I'm also on board with programmatic exposure to tooling of how bad our initial seeding was so your control plane can choose to take action on it, or not. I don't think it's any worse an information leak than, e.g., the warnings we're adding.

sys/dev/random/random_harvestq.c
469

Does the warning hurt if your application doesn't care?

I plan to add the don't-care knob in a separate differential and you will certainly be CC'd.

481

Sure, a sysctl report would be reasonable.

sys/dev/random/random_harvestq.c
481

The ~5 minutes or 64KiB was for Chacha20 reseed interval.

But thinking more through, I think the most worrying part was that we could end up treating the device as seeded when it is only seeded with entropy from "fast" sources, which would allow these sources to leave the system with weak entropy for some time, until the system boots up and collected enough additional entropy from somewhere else?

sys/dev/random/random_harvestq.c
481

Two of the nice properties of Fortuna are forward secrecy and eventual recovery from totally compromised state, as long as new entropy enters the system. Your "weak entropy due to fast random sources" concern seems like a light version of the compromised state property (zero entropy). Fortuna does recover from this, eventually.

So, I'm not sure that's especially worrying. I'm more worried we'll end up seeding arc4rand and/or stack cookies with get_cyclecount() due to concerns raised by many about availability; both of which are almost certainly worse than even the worst fast random source. A CPU attacker who can backdoor their HWRNG might as well backdoor any other component of the CPU.

sys/dev/random/random_harvestq.c
469

Warner, I'll plan to mask the warning if the random_bypass_disable_warnings knob is set. It's not an exact match for this print, but I think the intent for the knob more or less lines up with intent to hide these warnings. Does that sound ok?

(sorry, last comment was stale)

sys/dev/random/random_harvestq.c
469

works for us. thanks!

sys/dev/random/random_harvestq.c
481

Yes, I agree that Fortuna would eventually recover from this once additional entropy is fed into it.

It is also beyond our threat model (exactly to your point: a CPU attacker can do anything already) that a CPU is deliberately hacked to allow certain attacks.

I think the main concern here is that we rely on only one source when calling the entropy device seeded, if the HWRNG generation was flawed. At early boot, we would have the entropy device consider itself as seeded, but practically we might have it seeded in only a few limited ways. For seeding stack protector, it would be good enough but for other purposes it could be a bad choice.

sys/dev/random/random_harvestq.c
481

I'm having trouble seeing even (Fortuna seeded with) flawed HWRNG as a worse choice than cyclecount or similar which might be used as a fallback.

I think it would be fine to provide users a paranoia knob to skip fast HWRNG initial seeding, but I assert that the knob should default to off. I.e., we trust our current set of HWRNGs enough to provide something like 2-4 "bits/byte of entropy," which is what we need for full strength seeding.

Now that some of the dust has settled around random, I'd like to work on getting this in.

@delphij, would an acceptable solution for the concern that fast HWRNG might be flawed be to leave a knob for more paranoid users?
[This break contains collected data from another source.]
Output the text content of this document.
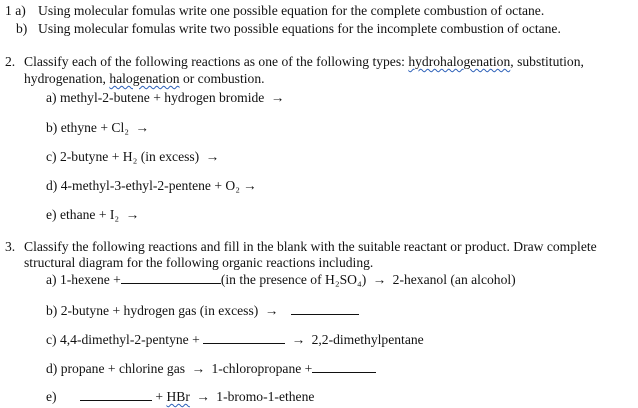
1 a) Using molecular fomulas write one possible equation for the complete combustion of octane.
b) Using molecular fomulas write two possible equations for the incomplete combustion of octane.
2. Classify each of the following reactions as one of the following types: hydrohalogenation, substitution,
hydrogenation, halogenation or combustion.
a) methyl-2-butene + hydrogen bromide →
b) ethyne + Cl₂ →
c) 2-butyne + H₂ (in excess) →
d) 4-methyl-3-ethyl-2-pentene + O₂ →
e) ethane + I₂ →
3. Classify the following reactions and fill in the blank with the suitable reactant or product. Draw complete
structural diagram for the following organic reactions including.
a) 1-hexene +	(in the presence of H₂SO₄) → 2-hexanol (an alcohol)
b) 2-butyne + hydrogen gas (in excess) →
c) 4,4-dimethyl-2-pentyne +	→ 2,2-dimethylpentane
d) propane + chlorine gas → 1-chloropropane +
e)	+ HBr → 1-bromo-1-ethene
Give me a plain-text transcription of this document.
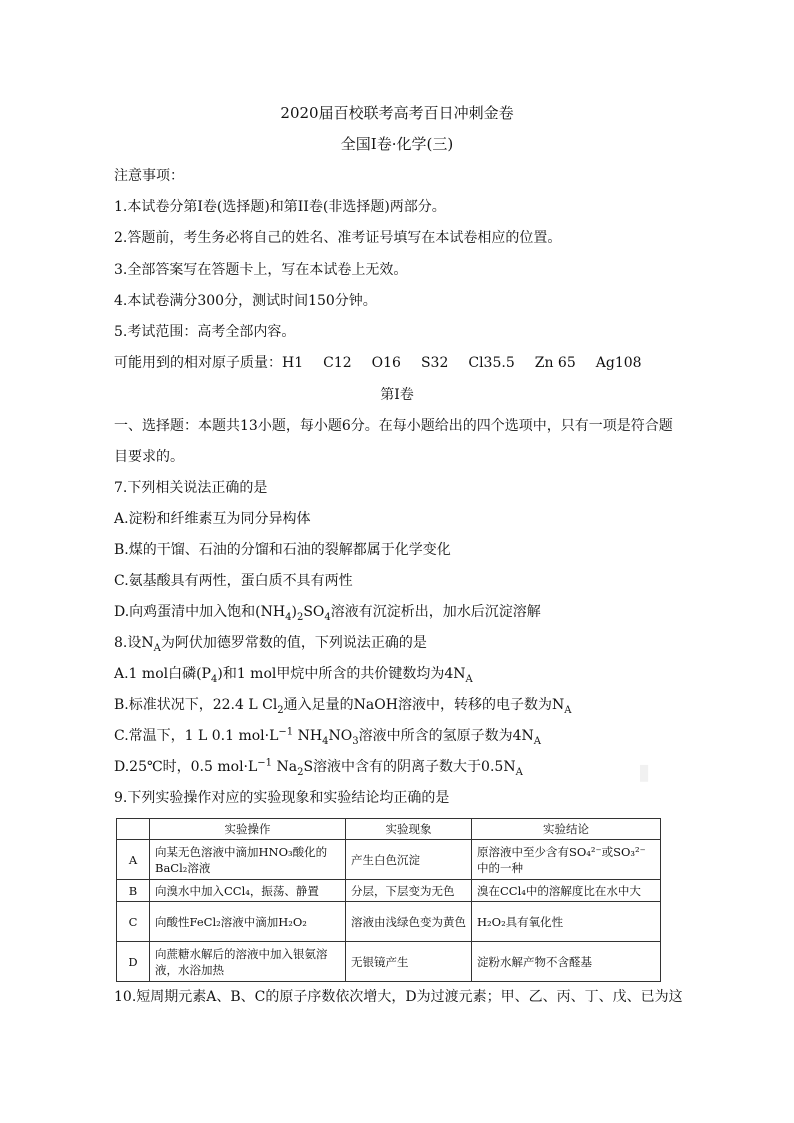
2020届百校联考高考百日冲刺金卷
全国I卷·化学(三)
注意事项：
1.本试卷分第I卷(选择题)和第II卷(非选择题)两部分。
2.答题前，考生务必将自己的姓名、准考证号填写在本试卷相应的位置。
3.全部答案写在答题卡上，写在本试卷上无效。
4.本试卷满分300分，测试时间150分钟。
5.考试范围：高考全部内容。
可能用到的相对原子质量：H1 C12 O16 S32 Cl35.5 Zn 65 Ag108
第I卷
一、选择题：本题共13小题，每小题6分。在每小题给出的四个选项中，只有一项是符合题
目要求的。
7.下列相关说法正确的是
A.淀粉和纤维素互为同分异构体
B.煤的干馏、石油的分馏和石油的裂解都属于化学变化
C.氨基酸具有两性，蛋白质不具有两性
D.向鸡蛋清中加入饱和$(NH_4)_2SO_4$溶液有沉淀析出，加水后沉淀溶解
8.设$N_A$为阿伏加德罗常数的值，下列说法正确的是
A.1 mol白磷$(P_4)$和1 mol甲烷中所含的共价键数均为$4N_A$
B.标准状况下，22.4 L $Cl_2$通入足量的NaOH溶液中，转移的电子数为$N_A$
C.常温下，1 L 0.1 $mol\cdot L^{-1}$ $NH_4NO_3$溶液中所含的氢原子数为$4N_A$
D.25℃时，0.5 $mol\cdot L^{-1}$ $Na_2S$溶液中含有的阴离子数大于$0.5N_A$
9.下列实验操作对应的实验现象和实验结论均正确的是
	实验操作	实验现象	实验结论
A	向某无色溶液中滴加HNO₃酸化的BaCl₂溶液	产生白色沉淀	原溶液中至少含有SO₄²⁻或SO₃²⁻中的一种
B	向溴水中加入CCl₄，振荡、静置	分层，下层变为无色	溴在CCl₄中的溶解度比在水中大
C	向酸性FeCl₂溶液中滴加H₂O₂	溶液由浅绿色变为黄色	H₂O₂具有氧化性
D	向蔗糖水解后的溶液中加入银氨溶液，水浴加热	无银镜产生	淀粉水解产物不含醛基
10.短周期元素A、B、C的原子序数依次增大，D为过渡元素；甲、乙、丙、丁、戊、已为这
▮
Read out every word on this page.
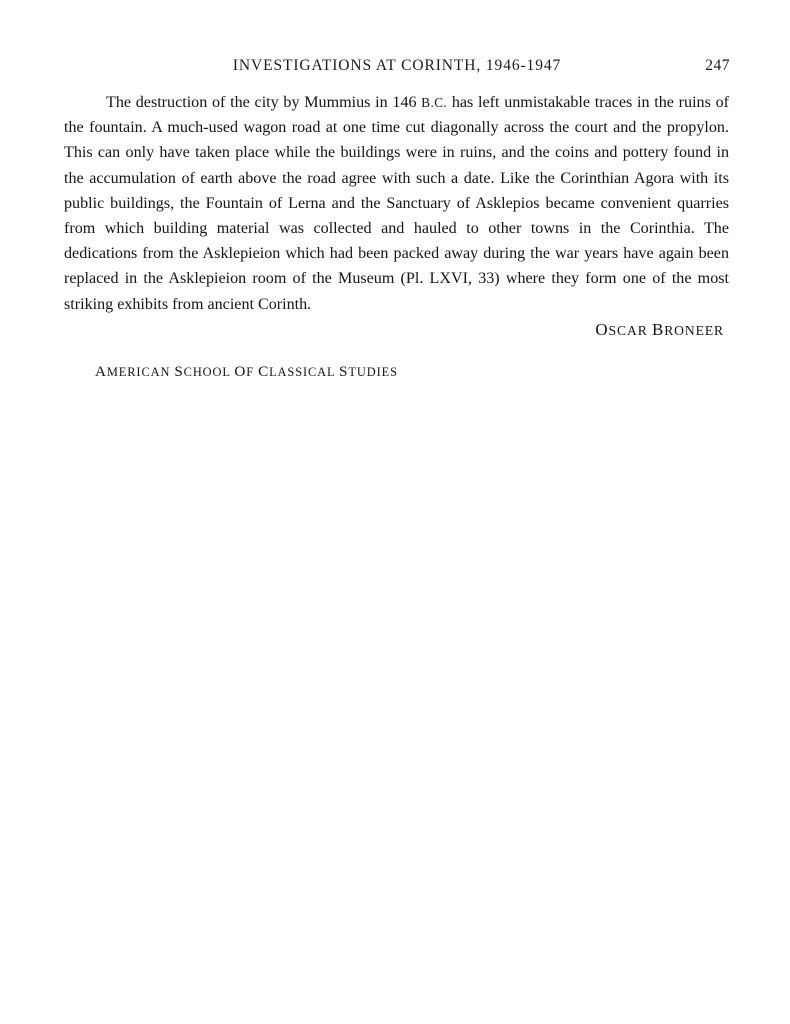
INVESTIGATIONS AT CORINTH, 1946-1947	247

The destruction of the city by Mummius in 146 B.C. has left unmistakable traces in the ruins of the fountain. A much-used wagon road at one time cut diagonally across the court and the propylon. This can only have taken place while the buildings were in ruins, and the coins and pottery found in the accumulation of earth above the road agree with such a date. Like the Corinthian Agora with its public buildings, the Fountain of Lerna and the Sanctuary of Asklepios became convenient quarries from which building material was collected and hauled to other towns in the Corinthia. The dedications from the Asklepieion which had been packed away during the war years have again been replaced in the Asklepieion room of the Museum (Pl. LXVI, 33) where they form one of the most striking exhibits from ancient Corinth.

OSCAR BRONEER
AMERICAN SCHOOL OF CLASSICAL STUDIES
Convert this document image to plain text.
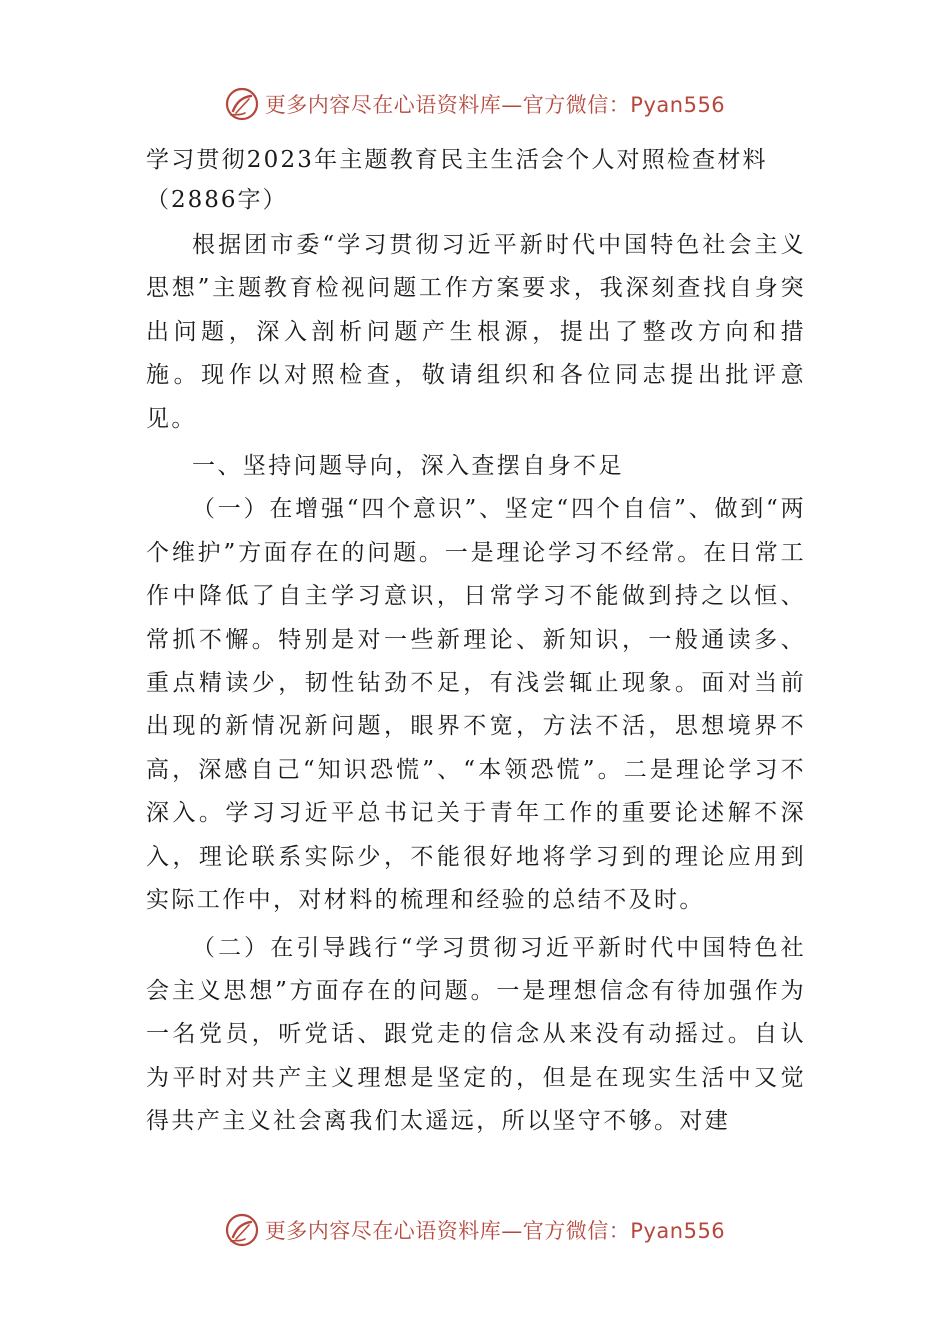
更多内容尽在心语资料库—官方微信：Pyan556

学习贯彻2023年主题教育民主生活会个人对照检查材料

（2886字）

根据团市委“学习贯彻习近平新时代中国特色社会主义思想”主题教育检视问题工作方案要求，我深刻查找自身突出问题，深入剖析问题产生根源，提出了整改方向和措施。现作以对照检查，敬请组织和各位同志提出批评意见。

一、坚持问题导向，深入查摆自身不足

（一）在增强“四个意识”、坚定“四个自信”、做到“两个维护”方面存在的问题。一是理论学习不经常。在日常工作中降低了自主学习意识，日常学习不能做到持之以恒、常抓不懈。特别是对一些新理论、新知识，一般通读多、重点精读少，韧性钻劲不足，有浅尝辄止现象。面对当前出现的新情况新问题，眼界不宽，方法不活，思想境界不高，深感自己“知识恐慌”、“本领恐慌”。二是理论学习不深入。学习习近平总书记关于青年工作的重要论述解不深入，理论联系实际少，不能很好地将学习到的理论应用到实际工作中，对材料的梳理和经验的总结不及时。

（二）在引导践行“学习贯彻习近平新时代中国特色社会主义思想”方面存在的问题。一是理想信念有待加强作为一名党员，听党话、跟党走的信念从来没有动摇过。自认为平时对共产主义理想是坚定的，但是在现实生活中又觉得共产主义社会离我们太遥远，所以坚守不够。对建

更多内容尽在心语资料库—官方微信：Pyan556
Setting the knob would skip this force-fast-seeding-with-single-hwrng-source. I think a reasonable default would be for the knob to be off, i.e., seed with fast random source if one is available and /boot/entropy was insufficient to unblock fortuna.

Other folks, does that seem like a reasonable compromise and default for the knob? Thanks!

Still rethinking early availability. The hopefully non-controversial D21308 just shuffles the SI_SUB ordering to permit something like this in the future, if we wanted.